New Federal Guidance on Employee Classification
The Federal Department of Labor (DOL) recently announced that it has withdrawn its 2015 and 2016 informal guidance on joint employment and independent contractors, effective June 7, 2017.
In the 2015 guidance under the Obama administration, the DOL reiterated its use of the “the economic realities test” to determine whether someone was an independent contractor or an employee. While this test was not new, the surprise at the time was that DOL took the position that “most workers are employees under the Fair Labor Standards Act’s (FLSA) broad definition” and indicated that it would focus on investigating independent contractor misclassification claims.
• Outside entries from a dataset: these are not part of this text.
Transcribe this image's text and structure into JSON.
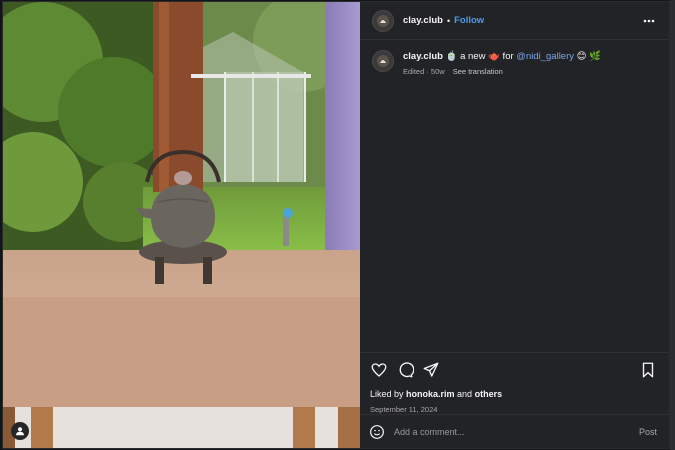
{
  "post": {
    "author": "clay.club",
    "separator": "•",
    "follow_label": "Follow",
    "more_icon": "more-horizontal-icon",
    "caption": {
      "username": "clay.club",
      "emoji_pre": "🍵",
      "text": "a new ",
      "emoji_mid": "🫖",
      "text2": " for ",
      "mention": "@nidi_gallery",
      "emoji_post": "😊 🌿"
    },
    "meta": {
      "edited": "Edited · 50w",
      "translation": "See translation"
    },
    "liked_by": {
      "prefix": "Liked by ",
      "user": "honoka.rim",
      "middle": " and ",
      "others": "others"
    },
    "date": "September 11, 2024",
    "comment_placeholder": "Add a comment...",
    "post_label": "Post"
  },
  "colors": {
    "accent": "#4a9bf0",
    "mention": "#7aa5e6",
    "panel_bg": "#222326"
  }
}
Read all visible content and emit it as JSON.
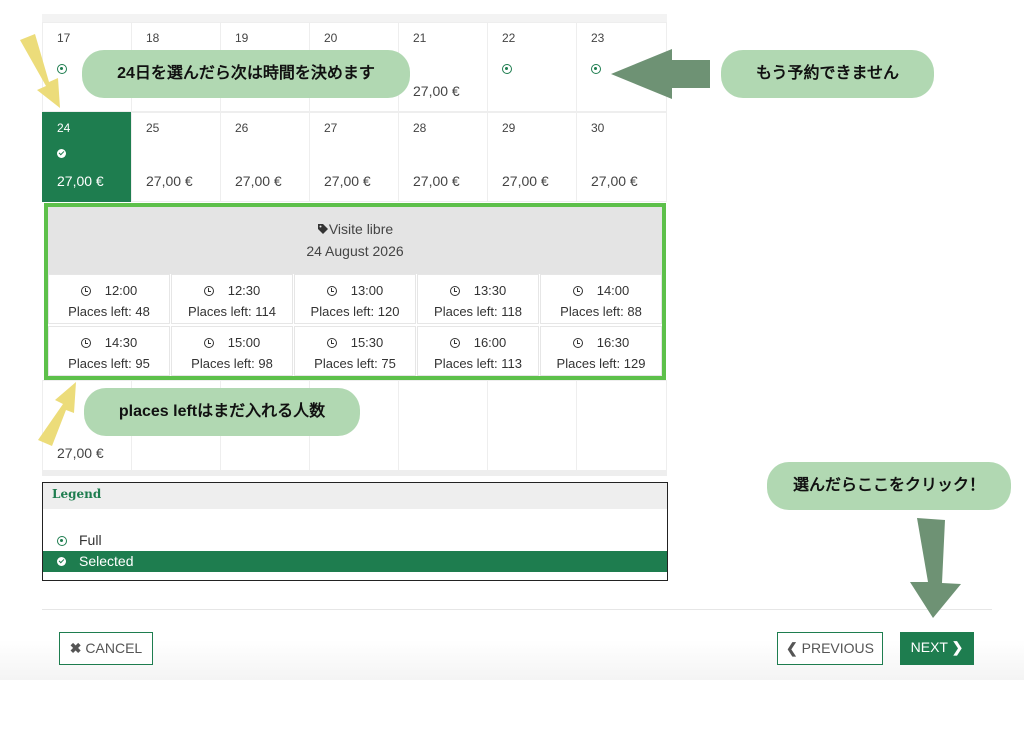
{
  "calendar": {
    "rows": [
      [
        {
          "day": "17",
          "status": "full"
        },
        {
          "day": "18",
          "status": ""
        },
        {
          "day": "19",
          "status": ""
        },
        {
          "day": "20",
          "status": ""
        },
        {
          "day": "21",
          "price": "27,00 €"
        },
        {
          "day": "22",
          "status": "full"
        },
        {
          "day": "23",
          "status": "full"
        }
      ],
      [
        {
          "day": "24",
          "price": "27,00 €",
          "status": "selected"
        },
        {
          "day": "25",
          "price": "27,00 €"
        },
        {
          "day": "26",
          "price": "27,00 €"
        },
        {
          "day": "27",
          "price": "27,00 €"
        },
        {
          "day": "28",
          "price": "27,00 €"
        },
        {
          "day": "29",
          "price": "27,00 €"
        },
        {
          "day": "30",
          "price": "27,00 €"
        }
      ]
    ],
    "bottom_price": "27,00 €"
  },
  "popup": {
    "title": "Visite libre",
    "date": "24 August 2026",
    "slots": [
      {
        "time": "12:00",
        "left": "Places left: 48"
      },
      {
        "time": "12:30",
        "left": "Places left: 114"
      },
      {
        "time": "13:00",
        "left": "Places left: 120"
      },
      {
        "time": "13:30",
        "left": "Places left: 118"
      },
      {
        "time": "14:00",
        "left": "Places left: 88"
      },
      {
        "time": "14:30",
        "left": "Places left: 95"
      },
      {
        "time": "15:00",
        "left": "Places left: 98"
      },
      {
        "time": "15:30",
        "left": "Places left: 75"
      },
      {
        "time": "16:00",
        "left": "Places left: 113"
      },
      {
        "time": "16:30",
        "left": "Places left: 129"
      }
    ]
  },
  "annotations": {
    "choose_time": "24日を選んだら次は時間を決めます",
    "full": "もう予約できません",
    "places_left": "places leftはまだ入れる人数",
    "click_here": "選んだらここをクリック！"
  },
  "legend": {
    "title": "Legend",
    "full": "Full",
    "selected": "Selected"
  },
  "buttons": {
    "cancel": "CANCEL",
    "previous": "PREVIOUS",
    "next": "NEXT"
  },
  "colors": {
    "accent_green": "#1e7d4f",
    "highlight_border": "#5dc04a",
    "bubble_green": "#b1d8b2",
    "arrow_dark_green": "#6e9274",
    "arrow_yellow": "#ecdc7a"
  }
}
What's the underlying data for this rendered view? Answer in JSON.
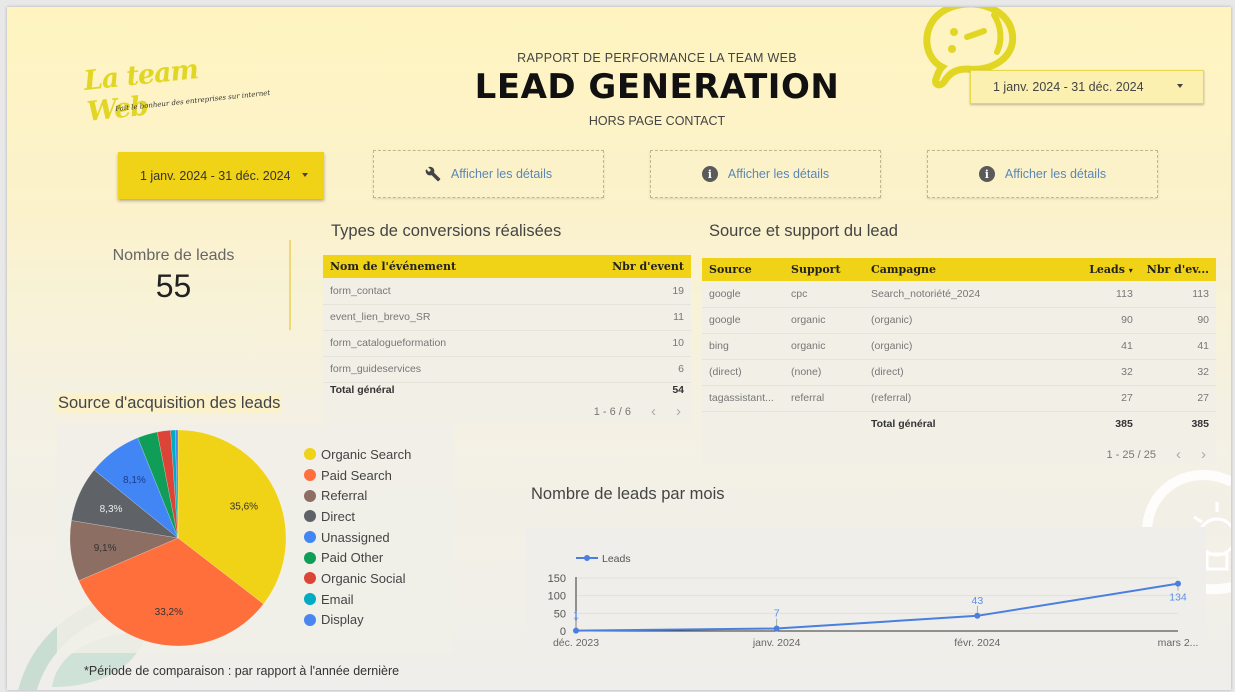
{
  "header": {
    "logo_text": "La team Web",
    "logo_tagline": "Fait le bonheur des entreprises sur internet",
    "subtitle_top": "RAPPORT DE PERFORMANCE LA TEAM WEB",
    "title": "LEAD GENERATION",
    "subtitle_bottom": "HORS PAGE CONTACT"
  },
  "date_range_top": {
    "value": "1 janv. 2024 - 31 déc. 2024",
    "icon": "caret-down-icon"
  },
  "date_range_main": {
    "value": "1 janv. 2024 - 31 déc. 2024",
    "icon": "caret-down-icon"
  },
  "detail_buttons": [
    {
      "label": "Afficher les détails",
      "icon": "wrench-icon"
    },
    {
      "label": "Afficher les détails",
      "icon": "info-icon"
    },
    {
      "label": "Afficher les détails",
      "icon": "info-icon"
    }
  ],
  "kpi": {
    "label": "Nombre de leads",
    "value": "55"
  },
  "conversions": {
    "title": "Types de conversions réalisées",
    "columns": [
      "Nom de l'événement",
      "Nbr d'event"
    ],
    "rows": [
      [
        "form_contact",
        "19"
      ],
      [
        "event_lien_brevo_SR",
        "11"
      ],
      [
        "form_catalogueformation",
        "10"
      ],
      [
        "form_guideservices",
        "6"
      ]
    ],
    "total": [
      "Total général",
      "54"
    ],
    "pager": "1 - 6 / 6"
  },
  "sources": {
    "title": "Source et support du lead",
    "columns": [
      "Source",
      "Support",
      "Campagne",
      "Leads",
      "Nbr d'ev..."
    ],
    "sort_indicator": "▾",
    "rows": [
      [
        "google",
        "cpc",
        "Search_notoriété_2024",
        "113",
        "113"
      ],
      [
        "google",
        "organic",
        "(organic)",
        "90",
        "90"
      ],
      [
        "bing",
        "organic",
        "(organic)",
        "41",
        "41"
      ],
      [
        "(direct)",
        "(none)",
        "(direct)",
        "32",
        "32"
      ],
      [
        "tagassistant...",
        "referral",
        "(referral)",
        "27",
        "27"
      ]
    ],
    "total": [
      "",
      "",
      "Total général",
      "385",
      "385"
    ],
    "pager": "1 - 25 / 25"
  },
  "footnote": "*Période de comparaison : par rapport à l'année dernière",
  "chart_data": [
    {
      "type": "pie",
      "title": "Source d'acquisition des leads",
      "legend_position": "right",
      "categories": [
        "Organic Search",
        "Paid Search",
        "Referral",
        "Direct",
        "Unassigned",
        "Paid Other",
        "Organic Social",
        "Email",
        "Display"
      ],
      "values": [
        35.6,
        33.2,
        9.1,
        8.3,
        8.1,
        3.0,
        2.0,
        0.7,
        0.4
      ],
      "labels": [
        "35,6%",
        "33,2%",
        "9,1%",
        "8,3%",
        "8,1%",
        "",
        "",
        "",
        ""
      ],
      "colors": [
        "#f0d216",
        "#ff6f3c",
        "#8d6e63",
        "#5f6368",
        "#4285f4",
        "#0f9d58",
        "#db4437",
        "#00acc1",
        "#4a86f0"
      ]
    },
    {
      "type": "line",
      "title": "Nombre de leads par mois",
      "legend": [
        "Leads"
      ],
      "legend_position": "top-left",
      "x": [
        "déc. 2023",
        "janv. 2024",
        "févr. 2024",
        "mars 2..."
      ],
      "series": [
        {
          "name": "Leads",
          "values": [
            1,
            7,
            43,
            134
          ],
          "color": "#4a7fe0"
        }
      ],
      "yticks": [
        "0",
        "50",
        "100",
        "150"
      ],
      "ylim": [
        0,
        150
      ],
      "grid": true
    }
  ]
}
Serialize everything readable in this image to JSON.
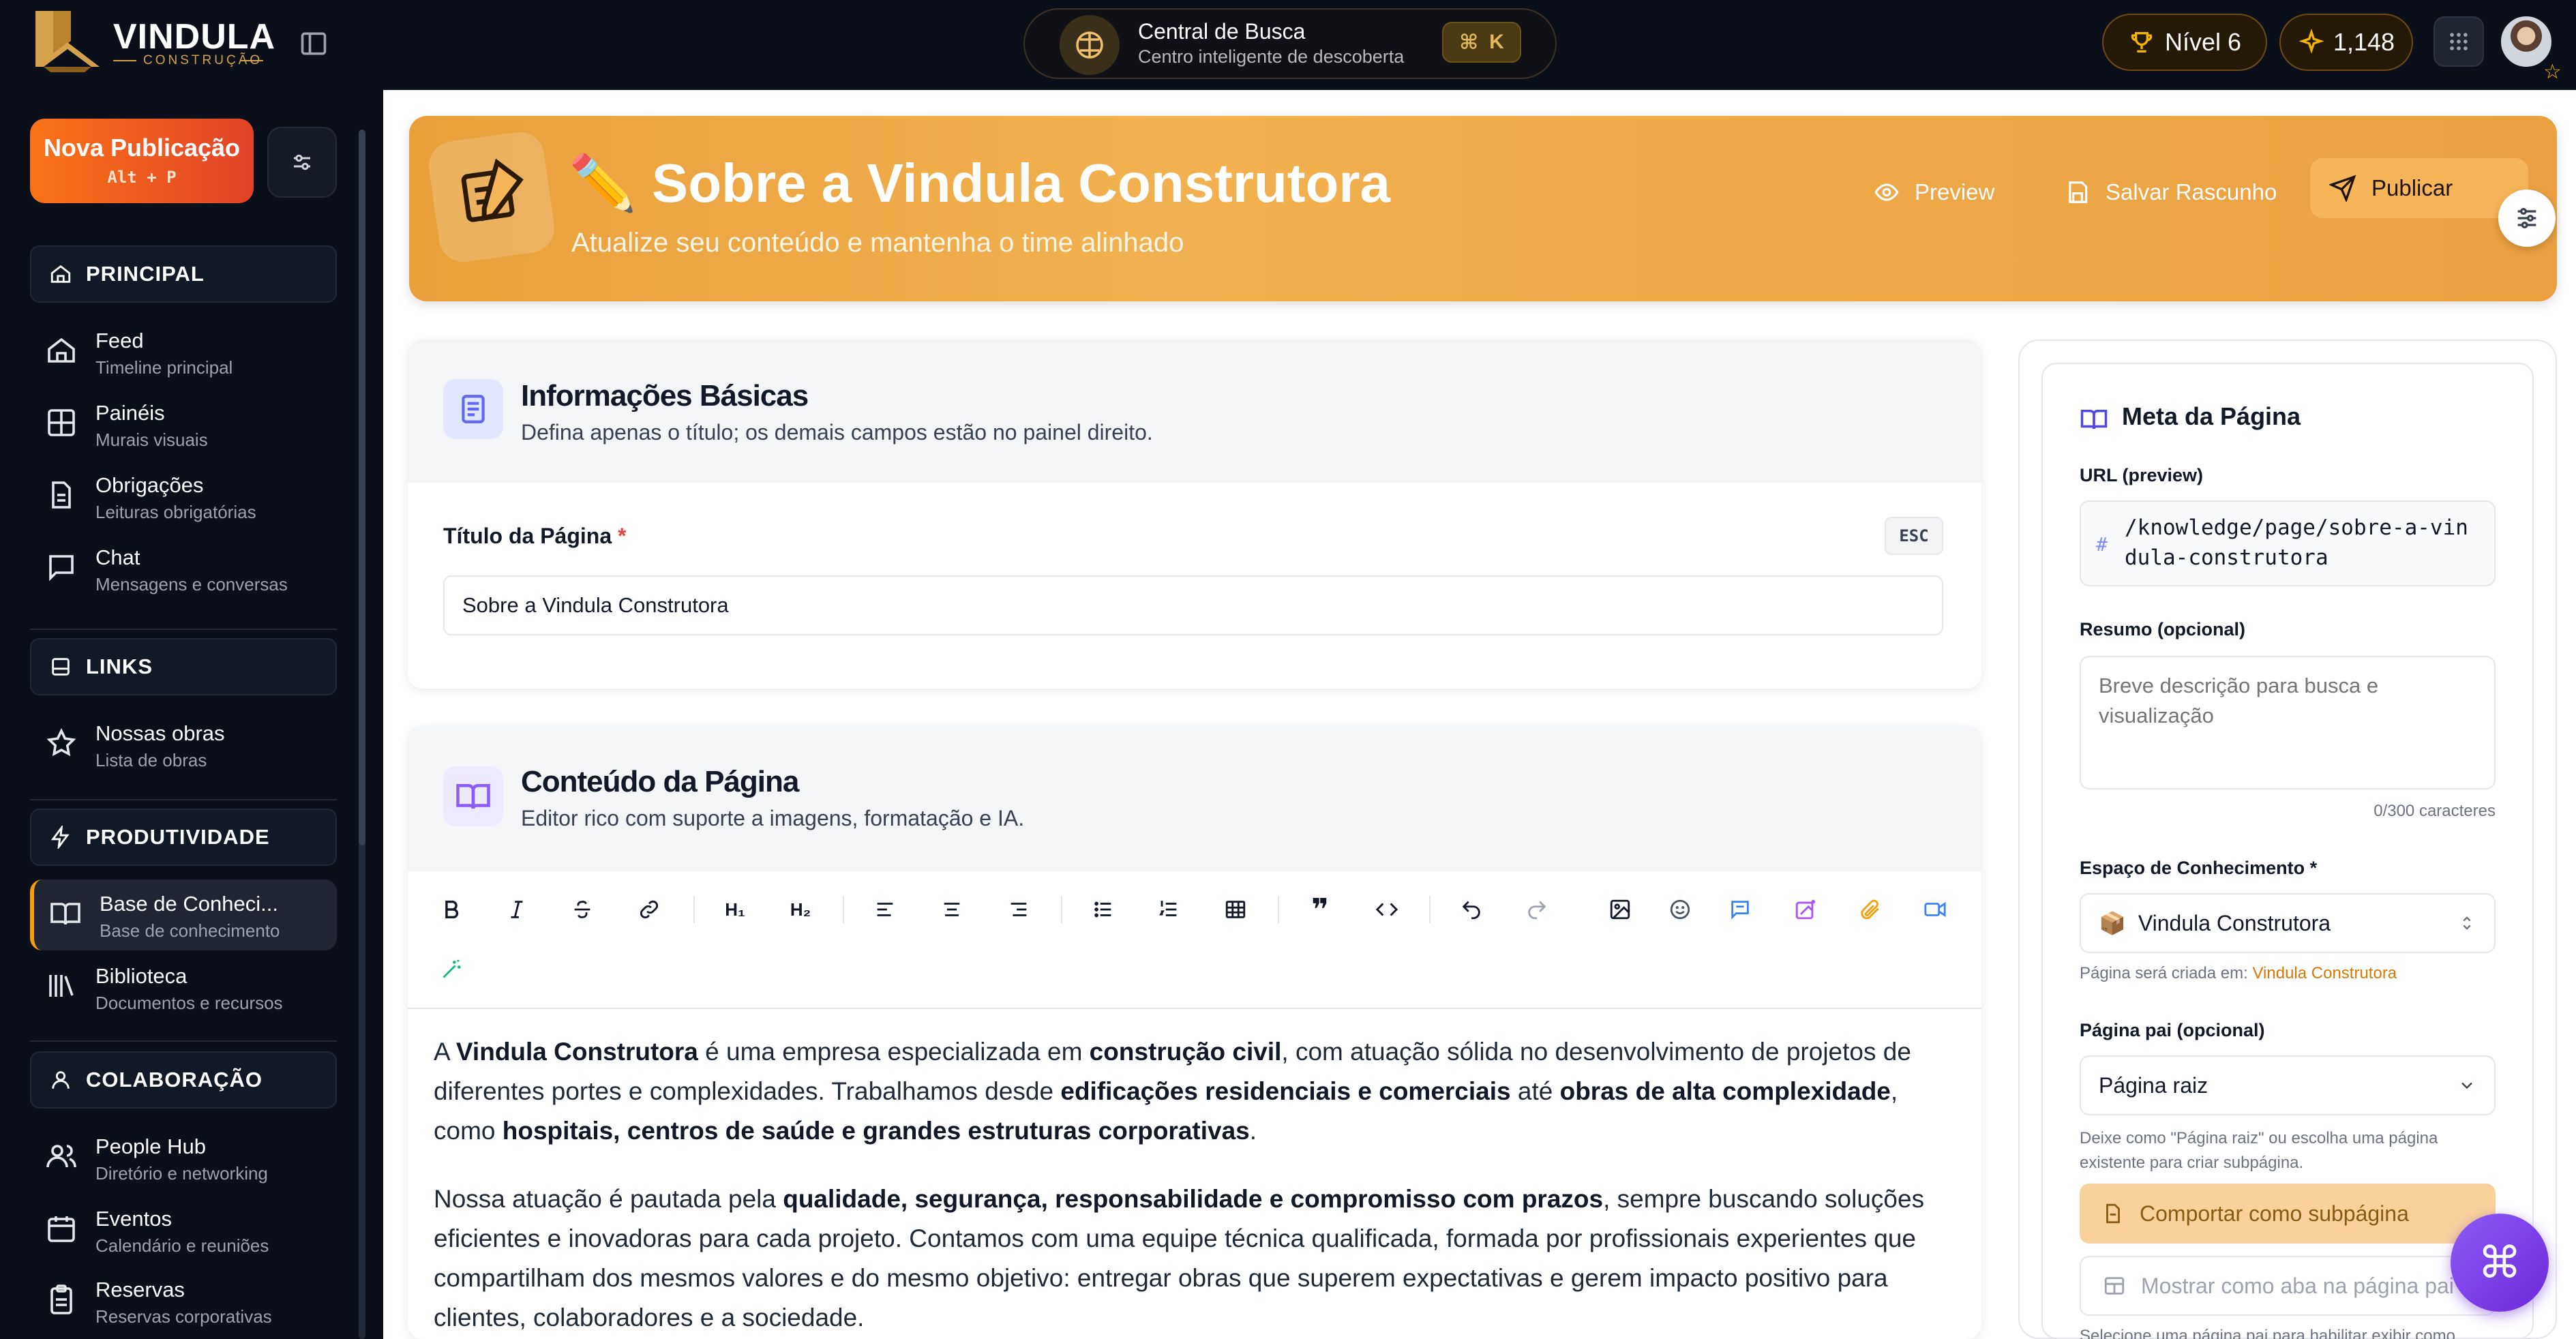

Our previous alert on the 2015 guidance can be found in our 2015 August post.
On January 20, 2016, the DOL issued further guidance on joint employment relationships stating that “the concept of joint employment, like employment generally, ‘should be defined expansively.’” This guidance continued the concept that most people working essentially full time for an employer was entitled to employment protections. Under the new administration, the DOL is clearly indicating that, while the FLSA definitions are not changing, this administration is not going to take an expansive view of these often complex classification issues and is not going to make enforcement a priority as did the Obama administration.
Employers must be aware however, that classification issues are governed by state as well as federal law, and states such as New Jersey are extremely expansive in their view of assuming an employment relationship, as discussed in our 2015 January Client post.